At Unity Pain Management in Modesto, CA, trigger point injections are one of the services available to patients dealing with muscle-based pain. A provider can evaluate your symptoms, identify likely trigger points, and discuss whether this treatment may be appropriate for your needs. Every plan is based on a careful evaluation — not a one-size-fits-all approach.

You Deserve Answers — Not Just Guesses

If you have been living with pain that seems to move around, or if you keep getting tests that come back normal, trigger points may be worth exploring with a knowledgeable provider. Muscle pain is real. Referred pain is real. And for many people, finding and treating the actual source of pain — rather than just the place where it is felt — makes a meaningful difference.
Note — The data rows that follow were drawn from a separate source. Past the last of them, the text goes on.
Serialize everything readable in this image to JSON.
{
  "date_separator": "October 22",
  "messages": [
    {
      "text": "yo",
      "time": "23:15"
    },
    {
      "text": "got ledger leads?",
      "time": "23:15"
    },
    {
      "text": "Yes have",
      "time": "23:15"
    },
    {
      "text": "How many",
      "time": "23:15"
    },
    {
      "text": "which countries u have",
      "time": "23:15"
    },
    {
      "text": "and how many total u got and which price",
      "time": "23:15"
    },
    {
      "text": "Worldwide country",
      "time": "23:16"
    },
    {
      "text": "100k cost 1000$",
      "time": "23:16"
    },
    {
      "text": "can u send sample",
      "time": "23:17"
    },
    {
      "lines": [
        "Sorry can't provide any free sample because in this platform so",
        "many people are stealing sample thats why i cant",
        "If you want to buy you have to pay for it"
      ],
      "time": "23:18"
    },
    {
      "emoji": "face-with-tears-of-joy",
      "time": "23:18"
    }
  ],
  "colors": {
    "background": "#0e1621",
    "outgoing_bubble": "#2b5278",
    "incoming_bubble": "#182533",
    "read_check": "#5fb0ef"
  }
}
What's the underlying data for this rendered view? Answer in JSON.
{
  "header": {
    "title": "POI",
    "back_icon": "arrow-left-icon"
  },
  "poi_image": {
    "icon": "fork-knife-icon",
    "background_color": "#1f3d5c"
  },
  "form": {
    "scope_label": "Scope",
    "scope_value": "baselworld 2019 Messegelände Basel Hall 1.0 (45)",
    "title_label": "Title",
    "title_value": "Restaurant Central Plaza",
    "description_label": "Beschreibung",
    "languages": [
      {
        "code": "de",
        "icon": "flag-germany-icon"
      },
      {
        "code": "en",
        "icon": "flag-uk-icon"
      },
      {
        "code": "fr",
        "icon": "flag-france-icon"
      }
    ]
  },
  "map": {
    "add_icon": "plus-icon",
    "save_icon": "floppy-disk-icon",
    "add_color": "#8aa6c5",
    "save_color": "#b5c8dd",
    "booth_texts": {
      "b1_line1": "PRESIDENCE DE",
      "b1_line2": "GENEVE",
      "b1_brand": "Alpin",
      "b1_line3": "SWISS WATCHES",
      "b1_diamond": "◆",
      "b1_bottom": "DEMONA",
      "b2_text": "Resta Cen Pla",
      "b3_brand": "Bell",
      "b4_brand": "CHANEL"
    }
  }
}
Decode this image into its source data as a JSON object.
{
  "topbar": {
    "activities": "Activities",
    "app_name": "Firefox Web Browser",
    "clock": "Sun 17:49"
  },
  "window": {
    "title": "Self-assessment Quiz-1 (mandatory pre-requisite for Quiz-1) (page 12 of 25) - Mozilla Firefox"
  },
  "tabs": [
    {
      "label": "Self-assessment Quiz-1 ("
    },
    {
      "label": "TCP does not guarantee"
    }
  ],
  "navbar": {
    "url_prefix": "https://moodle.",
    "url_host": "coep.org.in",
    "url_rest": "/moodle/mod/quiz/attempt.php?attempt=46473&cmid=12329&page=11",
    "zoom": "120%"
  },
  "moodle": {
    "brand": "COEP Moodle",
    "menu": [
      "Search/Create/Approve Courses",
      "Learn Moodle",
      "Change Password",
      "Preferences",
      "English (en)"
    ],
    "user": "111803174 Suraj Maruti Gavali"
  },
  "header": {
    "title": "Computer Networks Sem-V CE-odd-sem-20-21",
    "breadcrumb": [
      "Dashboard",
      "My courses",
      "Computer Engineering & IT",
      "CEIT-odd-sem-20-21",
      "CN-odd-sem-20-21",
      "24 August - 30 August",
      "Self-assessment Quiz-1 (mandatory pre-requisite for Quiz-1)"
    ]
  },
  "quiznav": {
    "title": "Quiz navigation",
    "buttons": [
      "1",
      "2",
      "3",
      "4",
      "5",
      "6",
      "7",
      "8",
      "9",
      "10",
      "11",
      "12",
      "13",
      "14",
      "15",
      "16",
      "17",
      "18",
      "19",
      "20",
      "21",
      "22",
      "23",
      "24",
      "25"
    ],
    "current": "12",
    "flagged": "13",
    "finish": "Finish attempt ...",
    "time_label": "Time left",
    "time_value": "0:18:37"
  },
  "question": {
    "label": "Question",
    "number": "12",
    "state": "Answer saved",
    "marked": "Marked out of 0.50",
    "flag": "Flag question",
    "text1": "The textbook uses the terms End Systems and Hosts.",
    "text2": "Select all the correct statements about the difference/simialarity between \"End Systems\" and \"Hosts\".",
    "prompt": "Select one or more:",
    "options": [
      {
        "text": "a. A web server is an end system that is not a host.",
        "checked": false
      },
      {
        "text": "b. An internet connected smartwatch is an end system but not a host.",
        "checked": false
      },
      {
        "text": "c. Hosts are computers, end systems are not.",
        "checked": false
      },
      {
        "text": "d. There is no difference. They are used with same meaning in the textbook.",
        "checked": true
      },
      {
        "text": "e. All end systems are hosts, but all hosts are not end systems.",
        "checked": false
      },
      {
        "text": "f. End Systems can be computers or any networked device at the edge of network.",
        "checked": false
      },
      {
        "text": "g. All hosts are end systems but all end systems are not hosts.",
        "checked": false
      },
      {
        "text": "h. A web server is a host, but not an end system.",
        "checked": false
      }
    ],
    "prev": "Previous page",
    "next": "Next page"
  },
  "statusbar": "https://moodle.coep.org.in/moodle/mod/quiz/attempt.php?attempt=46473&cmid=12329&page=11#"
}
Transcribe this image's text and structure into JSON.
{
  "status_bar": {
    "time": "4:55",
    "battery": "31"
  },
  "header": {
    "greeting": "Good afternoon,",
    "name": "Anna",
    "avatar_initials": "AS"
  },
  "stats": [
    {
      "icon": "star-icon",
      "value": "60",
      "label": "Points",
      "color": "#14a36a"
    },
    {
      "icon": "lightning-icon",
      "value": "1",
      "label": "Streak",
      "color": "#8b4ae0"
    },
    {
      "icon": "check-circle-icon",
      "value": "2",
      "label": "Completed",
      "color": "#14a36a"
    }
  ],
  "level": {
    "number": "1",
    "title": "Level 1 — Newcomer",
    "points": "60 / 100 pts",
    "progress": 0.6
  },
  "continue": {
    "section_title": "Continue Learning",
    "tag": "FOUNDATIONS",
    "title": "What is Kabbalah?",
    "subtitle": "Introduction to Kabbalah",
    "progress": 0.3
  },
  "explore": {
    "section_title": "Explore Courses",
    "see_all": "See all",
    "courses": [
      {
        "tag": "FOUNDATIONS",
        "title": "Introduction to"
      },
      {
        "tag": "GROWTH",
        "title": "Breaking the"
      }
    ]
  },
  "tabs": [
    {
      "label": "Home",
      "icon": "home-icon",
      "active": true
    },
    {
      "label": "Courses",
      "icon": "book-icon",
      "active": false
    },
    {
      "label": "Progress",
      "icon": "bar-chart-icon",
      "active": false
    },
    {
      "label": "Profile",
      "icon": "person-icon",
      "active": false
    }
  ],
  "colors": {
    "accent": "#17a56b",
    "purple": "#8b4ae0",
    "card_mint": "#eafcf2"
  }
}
You do not have to keep guessing. Reaching out to a pain management specialist who understands trigger points and referred pain patterns is a strong next step. Unity Pain Management welcomes patients across the Modesto area and works with most insurance plans to make care as accessible as possible. Help may be closer than you think.

References

  • Travell, Janet G. and Simons, David G. Myofascial Pain and Dysfunction: The Trigger Point Manual. Williams & Wilkins. 1983.
  • Gerwin, Robert D. “Classification, Epidemiology, and Natural History of Myofascial Pain Syndrome.” Current Pain and Headache Reports. 2001.
  • Dommerholt, Jan and Fernández-de-las-Peñas, César. “Trigger Point Dry Needling: An Evidence and Clinical-Based Approach.” Churchill Livingstone/Elsevier. 2013.
  • National Institute of Neurological Disorders and Stroke. “Pain: Hope Through Research.” National Institutes of Health. 2023.
  • Shah, Jay P. et al. “Myofascial Trigger Points Then and Now: A Historical and Scientific Perspective.” PM&R: The Journal of Injury, Function, and Rehabilitation. 2015.